The Met Police borough commander of Southwark has spoken to the News, after data released last month showed many types of violent crime were on the rise.
Detective superintendent Simon Messinger firstly addressed new knife and gun-crime figures, which showed incidents of both kinds had increased in the year 2016-17 compared to 2015-16. Southwark also had the lowest conviction rates for knife-crime of any London borough, with 15.4 per cent of cases ending successfully.
He said “reluctance” of victims to report incidents to police was a barrier to resolving crimes, and that failure to do so could lead to further acts of violence being committed in retaliation. “A suspect one week may be a victim the next,” he said.
“A considerable amount of work continues to be done to get people to give evidence. This is a far wider issue and there is sustained support in the effort to understand why people feel the need to carry knives and use them.

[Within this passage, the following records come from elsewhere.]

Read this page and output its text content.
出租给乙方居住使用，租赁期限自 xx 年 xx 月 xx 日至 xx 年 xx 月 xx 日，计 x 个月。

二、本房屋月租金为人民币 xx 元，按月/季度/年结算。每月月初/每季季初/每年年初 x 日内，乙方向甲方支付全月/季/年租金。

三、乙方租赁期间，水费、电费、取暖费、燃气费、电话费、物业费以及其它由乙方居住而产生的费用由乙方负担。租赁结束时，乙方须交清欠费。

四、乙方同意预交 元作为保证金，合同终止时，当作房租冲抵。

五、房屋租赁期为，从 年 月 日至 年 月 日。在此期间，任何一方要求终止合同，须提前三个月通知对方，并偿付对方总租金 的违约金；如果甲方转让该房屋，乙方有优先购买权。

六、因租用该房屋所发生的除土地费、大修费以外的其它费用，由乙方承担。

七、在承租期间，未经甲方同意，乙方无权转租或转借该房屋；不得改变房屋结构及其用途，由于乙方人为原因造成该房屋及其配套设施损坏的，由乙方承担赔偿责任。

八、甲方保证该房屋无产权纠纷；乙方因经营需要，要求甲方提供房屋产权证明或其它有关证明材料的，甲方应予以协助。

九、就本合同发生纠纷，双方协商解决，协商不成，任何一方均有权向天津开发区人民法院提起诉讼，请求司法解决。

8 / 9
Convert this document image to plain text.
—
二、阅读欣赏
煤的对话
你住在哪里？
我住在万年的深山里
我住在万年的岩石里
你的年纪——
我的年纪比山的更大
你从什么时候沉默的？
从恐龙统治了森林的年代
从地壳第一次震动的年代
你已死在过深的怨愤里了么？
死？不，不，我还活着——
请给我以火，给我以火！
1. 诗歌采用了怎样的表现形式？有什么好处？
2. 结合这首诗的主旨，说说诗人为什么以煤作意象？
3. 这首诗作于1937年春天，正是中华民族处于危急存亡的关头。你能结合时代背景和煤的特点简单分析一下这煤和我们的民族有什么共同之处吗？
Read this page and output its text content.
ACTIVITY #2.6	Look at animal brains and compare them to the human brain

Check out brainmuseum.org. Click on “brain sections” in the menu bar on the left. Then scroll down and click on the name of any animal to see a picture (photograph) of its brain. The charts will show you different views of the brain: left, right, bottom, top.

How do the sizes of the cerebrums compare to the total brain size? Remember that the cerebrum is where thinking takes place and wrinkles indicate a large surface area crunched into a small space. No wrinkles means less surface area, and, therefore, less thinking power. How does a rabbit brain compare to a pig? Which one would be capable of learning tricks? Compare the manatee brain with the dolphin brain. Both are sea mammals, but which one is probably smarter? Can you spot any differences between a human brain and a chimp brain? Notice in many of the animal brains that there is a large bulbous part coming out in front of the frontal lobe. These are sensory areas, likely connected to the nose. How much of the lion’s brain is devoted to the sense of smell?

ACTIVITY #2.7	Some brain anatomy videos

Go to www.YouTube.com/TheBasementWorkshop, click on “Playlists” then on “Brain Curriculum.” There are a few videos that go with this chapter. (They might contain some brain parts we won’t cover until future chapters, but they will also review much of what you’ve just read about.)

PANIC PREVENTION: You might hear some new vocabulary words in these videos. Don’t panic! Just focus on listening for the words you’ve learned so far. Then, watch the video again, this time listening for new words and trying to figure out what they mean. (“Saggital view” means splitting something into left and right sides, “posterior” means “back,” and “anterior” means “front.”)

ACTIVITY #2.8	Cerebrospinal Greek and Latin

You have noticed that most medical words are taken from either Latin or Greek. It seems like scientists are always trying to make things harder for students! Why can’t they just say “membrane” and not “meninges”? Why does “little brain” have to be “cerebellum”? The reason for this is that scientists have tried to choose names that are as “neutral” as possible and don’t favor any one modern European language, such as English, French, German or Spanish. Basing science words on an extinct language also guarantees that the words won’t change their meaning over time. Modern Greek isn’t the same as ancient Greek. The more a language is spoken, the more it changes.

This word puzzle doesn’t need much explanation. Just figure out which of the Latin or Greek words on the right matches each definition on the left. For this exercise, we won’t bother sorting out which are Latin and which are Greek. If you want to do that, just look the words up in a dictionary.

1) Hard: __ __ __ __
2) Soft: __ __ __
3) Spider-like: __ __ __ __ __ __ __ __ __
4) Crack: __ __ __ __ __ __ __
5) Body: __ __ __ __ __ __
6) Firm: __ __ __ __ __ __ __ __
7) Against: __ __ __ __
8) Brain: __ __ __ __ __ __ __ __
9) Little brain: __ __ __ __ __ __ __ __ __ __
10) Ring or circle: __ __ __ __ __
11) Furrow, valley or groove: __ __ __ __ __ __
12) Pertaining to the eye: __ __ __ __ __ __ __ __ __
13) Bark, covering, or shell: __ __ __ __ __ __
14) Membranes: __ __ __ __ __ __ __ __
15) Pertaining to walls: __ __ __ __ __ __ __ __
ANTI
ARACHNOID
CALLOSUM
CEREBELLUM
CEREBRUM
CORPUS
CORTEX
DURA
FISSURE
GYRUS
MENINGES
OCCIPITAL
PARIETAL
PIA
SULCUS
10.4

This is a social issue that is not confined to Southwark or even London.
“We will continue to work with the local authority, partner agencies, voluntary sector and the community to address violent crime.
“Naturally, any reactive investigation will be considerably more difficult if the victim and witnesses are unwilling to engage with police… We continue to work in an effort to safeguard victims.”
But he said social media had become an increasingly popular way of giving evidence, and that Facebook Messenger could soon become available. “We want to make sure we are as easy to contact as possible,” he said.
Following “positive feedback” on the Met’s roll out of Twitter accounts given to each area’s dedicated ward officers, the Met is now “looking into” giving control of Facebook Messenger to 101 call centres.
A positive piece of news to come from the Met’s crime data release last month was the reduced number of reported drug offences, which fell by 10.7 per cent while conviction rates rose by 0.1 per cent. And as a sub-category, drug-trafficking fell by nineteen per cent.
This, Mr Messinger believed, was down to education with young people, and because a higher proportion of the drug crimes reported were repeat-offences, which therefore warranted custodial sentences. He said the conviction rates could also be down to more new legal-highs legislation giving officers “more powers” to deal with drug offences.
Mr Messinger spoke of how other types of crime had been stemmed by his requests for specialist resources from the Met’s Central Command.
He said “very regular applications” have been made for “corporate assets”, such as Road and Transport Command buses, dogs units, and Territorial Support group (used to break up public-order incidents such as riots or violent crowds).
“Such resources are highly sought after. On each occasion that Southwark has been provide with pan London assets, there has been a positive impact. The crime type being tackled has reduced for the given period.”
He added: “Transport Command have worked with us closely to look at moped crime in the north of the borough, and we have made requests for extra officers around pickpocketing in Borough Market.”
Requests have also been made for horse-mounted officers to be present in robbery hotspots. “They’re a magnet for people to come and talk to officers and people like to come and see them and they have a great presence,” he said.
The News asked Mr Messinger if the borough had experienced an increase in acid attacks, following national press reports that substances such as ammonia and household cleaners carried in drinks bottles were becoming a “weapon of choice” for young people, instead of knives. Met Police figures showed 261 acid attacks were reported in 2015, compared with 454 in 2016.
He responded: “Not that I have seen, and I have seen some data that stretches a number of years back. Southwark was relatively low compared to other areas of London… It would be single figures since I came here [in July 2016].”